MORGANTOWN, W.Va. — Monongalia County magistrates appear to be on track to have extra judges to hear cases. House Bill 3332 was passed in the closing hours of the legislative session, and it includes the addition of one magistrate set to start as early as July 1 for the county wtih another to be determined in the 2024 election. The comprehensive court bill is now pending a signature from Governor Justice.
“We reached out to Joe Statler and Mike Oiliverio, who are taking the lead on this,” said Monongalia County Magistrate Ron Bane. “And then also to the other delegates that supported us; we couldn’t have done it without their passion to help us out,” he said.
For Bane and other magistrates in the county court system, the timing for the extra magistrates in Monongalia County court system couldn’t be any better. As a result of the rising population of the county, the caseload was rising to the point where Bane says he was taking an average of twelve cases per day; this was before the resignation of former magistrate Todd Gaujot. With Gaujot replaced by new magistrate Tim Pocious and two more magistrates on the way, Bane says he expects the Mon County Magistrate Court to run more efficiently.
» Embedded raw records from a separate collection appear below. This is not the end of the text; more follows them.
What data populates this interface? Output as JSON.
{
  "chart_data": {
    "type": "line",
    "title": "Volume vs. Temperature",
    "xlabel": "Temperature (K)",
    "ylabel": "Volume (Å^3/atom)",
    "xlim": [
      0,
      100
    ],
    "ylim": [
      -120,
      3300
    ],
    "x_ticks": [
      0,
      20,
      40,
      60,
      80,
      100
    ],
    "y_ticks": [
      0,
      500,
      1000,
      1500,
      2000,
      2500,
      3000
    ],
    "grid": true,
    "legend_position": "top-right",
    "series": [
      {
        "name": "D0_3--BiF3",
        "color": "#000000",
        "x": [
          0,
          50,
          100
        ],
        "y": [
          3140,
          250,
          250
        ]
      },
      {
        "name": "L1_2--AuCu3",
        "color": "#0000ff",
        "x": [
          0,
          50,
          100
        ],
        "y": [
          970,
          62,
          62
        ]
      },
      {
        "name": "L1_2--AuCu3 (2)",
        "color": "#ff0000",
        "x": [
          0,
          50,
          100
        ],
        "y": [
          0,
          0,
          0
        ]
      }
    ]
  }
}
“It gives me two more weeks of full time, so I can spread out my cases more instead of just having two weeks of full time and then having to go on call,” said Bane on WAJR’s Talk of the Town. “It’ll change the way I do things, and that’s what we were looking forward to; it’ll bring my efficacy up by at least twenty to twenty-five percent,” he said.
Bane says that he and fellow judges will be able to allow more time to dedicate to cases in the system. With additional full-time staff almost doubling and daily case loads expected to be cut in half, Bane expects to hear more details of a case so all sides can be heard in a fair and impartial manner.
“We were at a pace that, you know, it just doesn’t seem like some people get the time that they deserve to have with us,” he said.
Conversations between Monongalia County magistrates and state officials involving extra judges intensified over the last several months to address the move that Bane calls “twenty-one years in the making” since a fifth magistrate was pulled to Mercer County in 2000. To make it a reality in Charleston, Oliverio was supported by Senator Charlie Clements, who helped push an amended version of HB 3332 to passage. With Statler helping to ensure a unanimous passing in the House of Delegates, the Monongalia County Magistrate Court will be up to the standards that their judges feel it should be.
“I’m excited about having more colleagues to help me through this so we can provide the best judicial circuit we can in the Magistrate Circuit,” said Bane. “I think we’ll have an opportunity to adjudicate in a way that we’ve not been able to do for such a long time,” he said.